Does this mean there would be technological civilisations comparable to ours? Intelligence is quite common on Earth. Tool use, playing, problem solving and the ability to learn new tricks and pass them on have all arisen independently in many animals such as octopuses, parrots, dolphins, apes (including ourselves) and elephants –lineages that have been around for a very long time. So why has just one species followed the evolutionary path towards technological intelligence?
If complex life is common, this final transition may be what economist Robin Hanson at George Mason University in Virginia calls the “Great Filter”, the stumbling block that makes truly advanced life very rare. If so, it would explain our failure to find any evidence of extraterrestrial technology. Of course, that search is just starting. Thirty years ago we didn’t know of any exoplanets, so who knows what the next generation of New Scientist readers will discover.

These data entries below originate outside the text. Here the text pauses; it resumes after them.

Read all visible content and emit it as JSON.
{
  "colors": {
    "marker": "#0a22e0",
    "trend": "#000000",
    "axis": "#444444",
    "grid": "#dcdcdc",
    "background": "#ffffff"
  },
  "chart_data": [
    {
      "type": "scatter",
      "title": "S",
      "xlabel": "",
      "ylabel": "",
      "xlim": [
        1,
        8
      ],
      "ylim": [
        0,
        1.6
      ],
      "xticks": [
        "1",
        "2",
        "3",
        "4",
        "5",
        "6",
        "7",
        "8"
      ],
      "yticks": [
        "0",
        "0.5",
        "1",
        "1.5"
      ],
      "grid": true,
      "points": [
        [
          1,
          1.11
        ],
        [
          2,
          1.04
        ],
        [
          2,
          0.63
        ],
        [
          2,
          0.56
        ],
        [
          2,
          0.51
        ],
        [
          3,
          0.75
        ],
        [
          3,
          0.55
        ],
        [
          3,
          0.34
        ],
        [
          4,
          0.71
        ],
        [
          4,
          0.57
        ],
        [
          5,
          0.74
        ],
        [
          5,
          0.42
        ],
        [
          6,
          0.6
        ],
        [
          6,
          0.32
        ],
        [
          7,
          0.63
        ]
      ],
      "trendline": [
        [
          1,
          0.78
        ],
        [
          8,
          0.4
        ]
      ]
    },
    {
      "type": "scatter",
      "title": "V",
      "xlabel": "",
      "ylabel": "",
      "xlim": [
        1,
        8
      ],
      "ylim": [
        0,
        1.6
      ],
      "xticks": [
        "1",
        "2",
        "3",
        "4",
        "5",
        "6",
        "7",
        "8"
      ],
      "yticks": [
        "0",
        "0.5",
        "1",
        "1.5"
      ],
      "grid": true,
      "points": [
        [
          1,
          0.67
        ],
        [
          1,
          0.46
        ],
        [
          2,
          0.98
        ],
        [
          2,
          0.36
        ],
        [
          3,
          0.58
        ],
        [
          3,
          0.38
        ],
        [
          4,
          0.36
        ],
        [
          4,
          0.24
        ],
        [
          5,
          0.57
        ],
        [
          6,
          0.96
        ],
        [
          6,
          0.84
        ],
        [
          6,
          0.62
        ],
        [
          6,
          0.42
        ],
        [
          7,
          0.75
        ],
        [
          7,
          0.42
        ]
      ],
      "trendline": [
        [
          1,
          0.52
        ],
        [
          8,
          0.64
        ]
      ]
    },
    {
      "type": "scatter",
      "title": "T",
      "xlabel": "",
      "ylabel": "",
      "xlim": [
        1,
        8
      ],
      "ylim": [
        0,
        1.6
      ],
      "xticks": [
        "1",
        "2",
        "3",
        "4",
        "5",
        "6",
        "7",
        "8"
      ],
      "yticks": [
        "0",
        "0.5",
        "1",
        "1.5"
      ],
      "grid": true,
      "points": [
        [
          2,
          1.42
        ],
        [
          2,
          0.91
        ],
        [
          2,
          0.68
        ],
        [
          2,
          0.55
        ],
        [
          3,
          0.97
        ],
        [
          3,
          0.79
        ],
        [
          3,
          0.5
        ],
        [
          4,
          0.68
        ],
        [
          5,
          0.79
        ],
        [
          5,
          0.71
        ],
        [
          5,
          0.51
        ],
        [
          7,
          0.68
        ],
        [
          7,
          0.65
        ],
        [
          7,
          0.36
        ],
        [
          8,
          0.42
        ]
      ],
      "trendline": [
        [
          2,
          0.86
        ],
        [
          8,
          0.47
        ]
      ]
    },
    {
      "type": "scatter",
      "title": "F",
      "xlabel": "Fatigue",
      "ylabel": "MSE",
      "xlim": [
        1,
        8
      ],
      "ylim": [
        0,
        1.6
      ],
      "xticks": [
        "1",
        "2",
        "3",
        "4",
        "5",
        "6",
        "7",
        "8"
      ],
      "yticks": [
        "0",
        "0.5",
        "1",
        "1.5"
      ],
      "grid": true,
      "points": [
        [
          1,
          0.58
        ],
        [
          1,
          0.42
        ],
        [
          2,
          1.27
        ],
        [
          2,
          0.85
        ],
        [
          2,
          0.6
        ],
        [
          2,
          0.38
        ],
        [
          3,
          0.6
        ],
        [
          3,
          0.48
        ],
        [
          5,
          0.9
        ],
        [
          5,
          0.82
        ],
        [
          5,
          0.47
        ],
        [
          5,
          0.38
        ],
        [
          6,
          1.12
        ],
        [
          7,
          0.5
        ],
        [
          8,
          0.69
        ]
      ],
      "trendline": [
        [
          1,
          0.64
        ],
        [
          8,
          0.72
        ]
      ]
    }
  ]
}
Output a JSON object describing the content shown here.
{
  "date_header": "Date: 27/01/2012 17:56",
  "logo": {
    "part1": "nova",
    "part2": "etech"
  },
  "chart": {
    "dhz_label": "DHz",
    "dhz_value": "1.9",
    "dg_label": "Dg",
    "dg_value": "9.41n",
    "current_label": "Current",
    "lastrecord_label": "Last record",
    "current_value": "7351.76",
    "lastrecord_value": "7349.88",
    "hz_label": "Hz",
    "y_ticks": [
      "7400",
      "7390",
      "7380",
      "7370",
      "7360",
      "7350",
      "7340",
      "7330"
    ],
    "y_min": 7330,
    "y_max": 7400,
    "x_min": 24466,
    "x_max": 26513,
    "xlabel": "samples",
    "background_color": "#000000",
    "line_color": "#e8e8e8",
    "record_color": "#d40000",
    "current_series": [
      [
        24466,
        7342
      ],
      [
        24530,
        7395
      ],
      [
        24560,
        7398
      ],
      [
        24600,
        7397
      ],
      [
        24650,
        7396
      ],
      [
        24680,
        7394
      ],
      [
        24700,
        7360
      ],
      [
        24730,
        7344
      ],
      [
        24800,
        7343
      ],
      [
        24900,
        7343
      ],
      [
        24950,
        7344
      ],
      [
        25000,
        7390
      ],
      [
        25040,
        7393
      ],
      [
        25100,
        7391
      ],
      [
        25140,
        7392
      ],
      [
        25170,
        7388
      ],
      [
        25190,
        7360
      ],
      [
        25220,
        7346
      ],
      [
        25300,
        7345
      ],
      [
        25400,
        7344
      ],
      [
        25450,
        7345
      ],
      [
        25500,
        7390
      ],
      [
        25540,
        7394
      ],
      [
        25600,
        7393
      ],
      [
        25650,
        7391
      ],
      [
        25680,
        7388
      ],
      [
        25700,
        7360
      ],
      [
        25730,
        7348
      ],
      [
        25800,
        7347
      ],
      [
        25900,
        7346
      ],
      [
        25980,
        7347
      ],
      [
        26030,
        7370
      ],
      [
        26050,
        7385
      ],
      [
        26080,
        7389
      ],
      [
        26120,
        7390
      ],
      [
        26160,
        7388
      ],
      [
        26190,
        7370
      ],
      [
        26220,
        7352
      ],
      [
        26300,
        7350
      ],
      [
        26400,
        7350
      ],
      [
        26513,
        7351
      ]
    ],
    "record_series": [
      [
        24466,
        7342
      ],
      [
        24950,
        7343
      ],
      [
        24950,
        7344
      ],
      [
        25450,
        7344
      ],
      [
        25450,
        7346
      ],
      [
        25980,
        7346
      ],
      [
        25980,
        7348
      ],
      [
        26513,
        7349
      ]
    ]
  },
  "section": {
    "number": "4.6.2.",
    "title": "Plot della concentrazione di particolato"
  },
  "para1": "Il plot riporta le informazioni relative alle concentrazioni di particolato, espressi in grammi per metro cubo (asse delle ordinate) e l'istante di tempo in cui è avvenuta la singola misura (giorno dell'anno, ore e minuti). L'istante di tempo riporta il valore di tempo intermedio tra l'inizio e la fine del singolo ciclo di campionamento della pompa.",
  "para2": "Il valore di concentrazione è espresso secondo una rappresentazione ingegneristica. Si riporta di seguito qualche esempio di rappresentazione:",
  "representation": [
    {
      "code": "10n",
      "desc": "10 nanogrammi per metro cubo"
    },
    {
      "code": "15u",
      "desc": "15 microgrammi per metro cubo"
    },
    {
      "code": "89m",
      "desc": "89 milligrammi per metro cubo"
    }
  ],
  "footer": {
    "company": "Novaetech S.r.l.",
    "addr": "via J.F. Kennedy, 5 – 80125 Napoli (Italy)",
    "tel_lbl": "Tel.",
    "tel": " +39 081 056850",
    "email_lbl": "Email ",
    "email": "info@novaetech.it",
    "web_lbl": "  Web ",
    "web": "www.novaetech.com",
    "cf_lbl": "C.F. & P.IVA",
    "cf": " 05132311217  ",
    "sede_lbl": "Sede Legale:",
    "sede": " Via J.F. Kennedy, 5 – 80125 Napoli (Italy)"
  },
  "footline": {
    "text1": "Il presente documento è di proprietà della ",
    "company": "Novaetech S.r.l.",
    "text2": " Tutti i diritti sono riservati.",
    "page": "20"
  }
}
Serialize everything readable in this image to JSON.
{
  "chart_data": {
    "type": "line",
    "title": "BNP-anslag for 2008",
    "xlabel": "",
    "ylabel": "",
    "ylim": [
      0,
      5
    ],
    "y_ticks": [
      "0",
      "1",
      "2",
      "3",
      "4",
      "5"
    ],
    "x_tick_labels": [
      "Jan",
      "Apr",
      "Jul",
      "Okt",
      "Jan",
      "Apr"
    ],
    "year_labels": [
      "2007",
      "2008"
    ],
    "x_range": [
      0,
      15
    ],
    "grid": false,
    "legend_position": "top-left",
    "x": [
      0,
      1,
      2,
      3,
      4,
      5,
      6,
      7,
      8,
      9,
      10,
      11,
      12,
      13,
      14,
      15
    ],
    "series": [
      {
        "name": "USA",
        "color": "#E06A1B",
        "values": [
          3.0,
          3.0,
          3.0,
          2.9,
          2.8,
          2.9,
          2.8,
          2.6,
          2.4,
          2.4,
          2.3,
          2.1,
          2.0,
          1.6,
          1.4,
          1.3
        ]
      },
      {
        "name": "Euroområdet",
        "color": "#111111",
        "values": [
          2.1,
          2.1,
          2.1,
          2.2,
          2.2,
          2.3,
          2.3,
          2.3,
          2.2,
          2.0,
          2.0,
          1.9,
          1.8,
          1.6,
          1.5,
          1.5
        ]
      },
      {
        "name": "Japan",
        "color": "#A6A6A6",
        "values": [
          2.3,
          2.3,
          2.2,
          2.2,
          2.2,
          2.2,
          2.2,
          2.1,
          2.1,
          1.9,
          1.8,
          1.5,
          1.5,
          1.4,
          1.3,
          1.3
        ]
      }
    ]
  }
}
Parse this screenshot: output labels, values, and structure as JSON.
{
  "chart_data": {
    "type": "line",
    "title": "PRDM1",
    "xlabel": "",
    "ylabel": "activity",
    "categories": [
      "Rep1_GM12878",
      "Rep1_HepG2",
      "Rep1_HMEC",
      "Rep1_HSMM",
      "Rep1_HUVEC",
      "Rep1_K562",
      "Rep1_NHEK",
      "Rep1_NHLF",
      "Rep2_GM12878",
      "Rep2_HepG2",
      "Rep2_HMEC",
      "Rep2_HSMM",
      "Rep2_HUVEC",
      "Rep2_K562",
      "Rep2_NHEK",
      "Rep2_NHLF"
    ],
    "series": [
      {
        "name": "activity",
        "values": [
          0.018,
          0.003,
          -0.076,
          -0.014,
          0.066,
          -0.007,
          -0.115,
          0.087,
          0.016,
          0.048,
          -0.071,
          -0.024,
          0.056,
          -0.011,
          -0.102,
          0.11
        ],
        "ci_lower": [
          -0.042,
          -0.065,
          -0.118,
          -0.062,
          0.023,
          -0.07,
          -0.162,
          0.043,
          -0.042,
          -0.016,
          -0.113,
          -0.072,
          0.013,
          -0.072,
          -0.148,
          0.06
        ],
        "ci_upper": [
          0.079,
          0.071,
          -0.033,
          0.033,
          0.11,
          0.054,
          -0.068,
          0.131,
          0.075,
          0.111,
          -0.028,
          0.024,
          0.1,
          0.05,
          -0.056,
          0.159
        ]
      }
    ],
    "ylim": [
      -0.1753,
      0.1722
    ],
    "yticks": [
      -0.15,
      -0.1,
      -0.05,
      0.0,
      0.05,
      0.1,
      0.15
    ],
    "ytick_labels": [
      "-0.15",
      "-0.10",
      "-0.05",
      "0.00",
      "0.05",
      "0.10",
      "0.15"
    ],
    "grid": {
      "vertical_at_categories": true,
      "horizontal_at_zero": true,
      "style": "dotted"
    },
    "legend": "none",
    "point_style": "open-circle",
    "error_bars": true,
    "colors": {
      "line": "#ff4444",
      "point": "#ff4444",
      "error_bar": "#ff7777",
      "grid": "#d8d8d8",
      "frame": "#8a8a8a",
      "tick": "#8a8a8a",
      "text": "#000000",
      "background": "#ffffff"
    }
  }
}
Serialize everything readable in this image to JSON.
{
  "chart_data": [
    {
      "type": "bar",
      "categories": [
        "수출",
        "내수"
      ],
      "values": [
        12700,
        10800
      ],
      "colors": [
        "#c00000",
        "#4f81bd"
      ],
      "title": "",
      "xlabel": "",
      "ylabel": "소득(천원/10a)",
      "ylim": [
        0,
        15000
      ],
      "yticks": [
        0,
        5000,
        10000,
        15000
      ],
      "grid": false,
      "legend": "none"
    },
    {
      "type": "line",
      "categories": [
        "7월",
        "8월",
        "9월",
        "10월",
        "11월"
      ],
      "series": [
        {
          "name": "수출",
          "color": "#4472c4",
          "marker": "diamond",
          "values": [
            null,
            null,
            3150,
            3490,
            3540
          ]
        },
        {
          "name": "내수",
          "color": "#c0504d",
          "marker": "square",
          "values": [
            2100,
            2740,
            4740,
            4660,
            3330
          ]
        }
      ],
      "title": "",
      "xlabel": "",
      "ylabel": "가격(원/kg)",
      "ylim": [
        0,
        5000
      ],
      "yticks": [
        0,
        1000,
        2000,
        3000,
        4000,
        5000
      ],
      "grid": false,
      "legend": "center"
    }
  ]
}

Within decades, the first interstellar probes – planned by NASA and the independent Breakthrough Starshot initiative –may be on their way to the nearest habitable examples. This would be the best way to look for the presence of complex life and test the cosmic zoo hypothesis. Ultimately, though, we may have to accept the idea that the galaxy is a zoo with few visitors, and to find other talking, travelling technologists like ourselves we will have to search in a galaxy far, far away.